Desse gráfico, momentaneamente, nos vale ressaltar que: o movimento MC / FI agencia formatos hegemônicos de comunicação coletiva; a sociabilidade cria um contexto de relações cotidianas, espaço da práxis comunicativa, resultado dos usos coletivos da comunicação; dentro da perspectiva da LP dever ser levado em consideração a estrutura empresarial, a competência comunicativa (basicamente é a conquista de públicos consumidores), e a competitividade tecnológica.
Quando se fala em tecnicidade, Martín-Barbero (2009, p.18-19) se preocupa em exigir que não se confunda comunicação com técnica, ou com os meios, pois isso implicaria em um resultado deformador.
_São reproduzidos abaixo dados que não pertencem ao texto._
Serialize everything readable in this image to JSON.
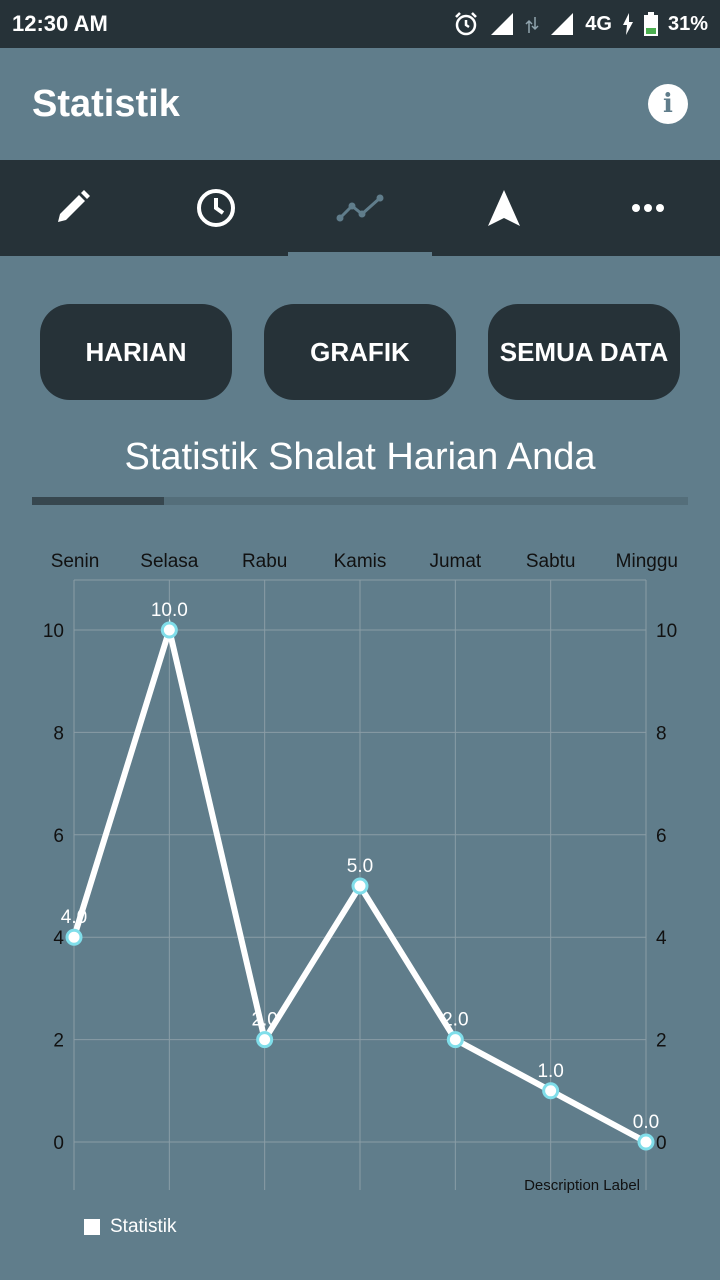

O filósofo acredita que em determinada época, a comunicação ganhou importâncias descabidas.
A importância crucial que os processos de comunicação começaram a adquirir na última terça parte do século XX teve uma expressão inflada e não obstante certeira em "tudo é comunicação", que veio significar, muito além do nascimento de outro "ismo", a obscura percepção de que algumas das contradições capitais de nossa sociedade passam hoje por esse novo eixo em torno do qual giram não só gigantescas inversões, mas também algumas decisões políticas e culturais estratégicas. (MARTÍN-BARBERO, 2004, p.123)
E acredita que o 'tudo é comunicação' se ancorou na perspectiva informacional e logo achou seu sentido "comunicação, não é mais que informação" (MARTÍN-BARBERO, 2004, p. 124).
Em outro ponto, Martín-Barbero relembra que a informação começou a ganhar autonomia desde muito cedo e é notável a partir dos primeiros jornais. O capital criou uma necessidade de circulação de informação. Dessa forma, a informação passou a se "converter em objeto de cálculo econômico, em atividade econômica autônoma", (MARTÍN-BARBERO, 2004, p.77).
Assim, ainda na primeira metade do século XX, surge um paradigma informacional que tenta dar conta das respostas que a comunicação exige.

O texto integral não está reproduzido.